Hussain's hanging was postponed indefinitely, his brother, Gul Zaman, told Reuters.
Read: Shafqat Hussain's execution halted for 30 days
"We were awake all night and praying to God," Hussain's mother, Makhani Begum, told Reuters on Thursday. "There was no hope that we would ever see him alive again, but thanks to Allah, who saved my little child from this brutal punishment."
The human rights group Reprieve said an inquiry would be conducted into Hussain's age at the time of conviction and the torture he suffered before "confessing" to the crime, according to media reports.
Zaman said he was with his brother when he was prepared for execution.
Read: Pakistan's moral catastrophe -- don't execute Shafqat
"They dressed him up in white uniform for the execution," he said. "Then they asked him to write his last will. He wrote: 'I am innocent. They want to hang me for a crime I have not committed, to save others who have been freed'."
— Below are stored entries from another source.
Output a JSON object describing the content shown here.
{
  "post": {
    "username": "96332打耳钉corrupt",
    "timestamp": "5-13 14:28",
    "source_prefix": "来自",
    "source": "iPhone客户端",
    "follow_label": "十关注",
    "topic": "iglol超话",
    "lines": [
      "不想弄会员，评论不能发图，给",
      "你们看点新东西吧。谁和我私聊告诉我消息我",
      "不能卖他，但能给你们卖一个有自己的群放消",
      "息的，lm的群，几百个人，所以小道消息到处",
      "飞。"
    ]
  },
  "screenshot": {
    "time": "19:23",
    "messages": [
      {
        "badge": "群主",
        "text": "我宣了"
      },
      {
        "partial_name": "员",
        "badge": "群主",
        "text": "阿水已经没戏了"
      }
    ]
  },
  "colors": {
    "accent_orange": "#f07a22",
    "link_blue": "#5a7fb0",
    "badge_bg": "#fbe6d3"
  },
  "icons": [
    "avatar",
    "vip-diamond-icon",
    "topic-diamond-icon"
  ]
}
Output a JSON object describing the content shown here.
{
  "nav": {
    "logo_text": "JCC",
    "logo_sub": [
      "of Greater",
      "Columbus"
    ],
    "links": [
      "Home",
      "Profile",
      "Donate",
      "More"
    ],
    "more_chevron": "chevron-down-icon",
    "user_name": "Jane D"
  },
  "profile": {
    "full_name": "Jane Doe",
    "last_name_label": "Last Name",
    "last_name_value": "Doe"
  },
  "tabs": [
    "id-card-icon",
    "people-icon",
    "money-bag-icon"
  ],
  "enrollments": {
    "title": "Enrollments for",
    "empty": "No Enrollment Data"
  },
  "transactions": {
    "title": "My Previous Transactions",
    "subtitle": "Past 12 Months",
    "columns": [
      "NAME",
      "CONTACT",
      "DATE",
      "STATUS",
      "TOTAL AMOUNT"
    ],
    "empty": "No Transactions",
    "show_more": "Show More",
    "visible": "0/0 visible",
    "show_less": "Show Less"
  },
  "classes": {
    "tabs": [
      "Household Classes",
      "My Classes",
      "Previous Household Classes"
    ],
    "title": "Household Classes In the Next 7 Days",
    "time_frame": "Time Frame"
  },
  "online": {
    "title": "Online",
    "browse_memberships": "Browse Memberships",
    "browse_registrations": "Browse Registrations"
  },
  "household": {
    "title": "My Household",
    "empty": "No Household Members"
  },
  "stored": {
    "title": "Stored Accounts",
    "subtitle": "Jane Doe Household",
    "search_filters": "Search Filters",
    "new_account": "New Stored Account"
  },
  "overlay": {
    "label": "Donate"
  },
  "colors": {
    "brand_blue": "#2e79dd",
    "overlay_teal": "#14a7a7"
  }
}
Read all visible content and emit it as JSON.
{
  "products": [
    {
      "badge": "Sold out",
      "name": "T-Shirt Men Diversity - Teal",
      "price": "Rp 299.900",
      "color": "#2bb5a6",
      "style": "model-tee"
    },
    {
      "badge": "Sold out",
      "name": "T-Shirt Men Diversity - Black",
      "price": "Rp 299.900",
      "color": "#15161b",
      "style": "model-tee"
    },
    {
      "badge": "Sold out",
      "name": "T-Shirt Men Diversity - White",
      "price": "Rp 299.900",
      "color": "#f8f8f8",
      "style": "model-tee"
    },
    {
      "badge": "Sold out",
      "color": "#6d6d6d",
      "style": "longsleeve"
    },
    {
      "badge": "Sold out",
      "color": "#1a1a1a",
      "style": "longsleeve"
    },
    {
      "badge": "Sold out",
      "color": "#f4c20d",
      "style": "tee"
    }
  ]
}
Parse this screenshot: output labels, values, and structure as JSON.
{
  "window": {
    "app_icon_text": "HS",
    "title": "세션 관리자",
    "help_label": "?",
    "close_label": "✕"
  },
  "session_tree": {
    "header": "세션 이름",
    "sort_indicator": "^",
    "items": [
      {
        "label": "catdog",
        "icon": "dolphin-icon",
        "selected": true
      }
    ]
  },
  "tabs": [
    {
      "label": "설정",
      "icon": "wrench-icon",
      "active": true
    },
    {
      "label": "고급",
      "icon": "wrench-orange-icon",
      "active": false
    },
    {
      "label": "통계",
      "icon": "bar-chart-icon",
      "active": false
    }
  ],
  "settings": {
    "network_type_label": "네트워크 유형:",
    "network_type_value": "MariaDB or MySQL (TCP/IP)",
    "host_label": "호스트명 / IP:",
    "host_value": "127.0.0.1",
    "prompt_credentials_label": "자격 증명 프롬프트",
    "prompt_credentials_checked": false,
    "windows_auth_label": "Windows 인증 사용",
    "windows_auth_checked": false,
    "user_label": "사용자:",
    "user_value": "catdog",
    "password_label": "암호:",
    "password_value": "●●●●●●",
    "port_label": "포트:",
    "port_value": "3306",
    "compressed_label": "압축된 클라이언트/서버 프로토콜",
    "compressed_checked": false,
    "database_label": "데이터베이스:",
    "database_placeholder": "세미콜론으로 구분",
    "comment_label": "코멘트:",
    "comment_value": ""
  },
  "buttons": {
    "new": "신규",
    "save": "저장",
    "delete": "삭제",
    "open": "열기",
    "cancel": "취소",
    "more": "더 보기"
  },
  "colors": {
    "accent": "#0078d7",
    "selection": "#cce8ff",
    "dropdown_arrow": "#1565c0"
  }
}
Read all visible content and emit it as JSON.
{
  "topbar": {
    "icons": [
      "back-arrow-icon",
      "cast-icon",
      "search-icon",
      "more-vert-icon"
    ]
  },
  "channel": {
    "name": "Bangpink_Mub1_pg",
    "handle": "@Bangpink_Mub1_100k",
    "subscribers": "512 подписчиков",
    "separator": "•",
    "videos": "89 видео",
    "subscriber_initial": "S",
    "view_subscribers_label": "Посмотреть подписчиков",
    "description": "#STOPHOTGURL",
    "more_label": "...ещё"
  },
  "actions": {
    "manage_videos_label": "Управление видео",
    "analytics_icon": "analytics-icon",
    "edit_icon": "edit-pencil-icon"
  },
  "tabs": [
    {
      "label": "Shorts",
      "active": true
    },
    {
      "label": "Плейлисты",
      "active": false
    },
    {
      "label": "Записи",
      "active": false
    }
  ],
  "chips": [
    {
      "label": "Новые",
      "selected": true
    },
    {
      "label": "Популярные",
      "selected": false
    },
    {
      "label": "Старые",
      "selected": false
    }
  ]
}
Pakistan on Wednesday hanged nine people, taking to 21 the number of executions in two days, for a tally of 48 since an unofficial moratorium on capital punishment was lifted in December. Twelve were executed on Tuesday.
The death sentence cannot be used against a defendant under 18 at the time of the crime. Testimony obtained by torture is also inadmissible.
Prime Minister Nawaz Sharif lifted the moratorium on December 17, a day after Pakistani Taliban gunmen attacked a school and killed 134 pupils and 19 adults.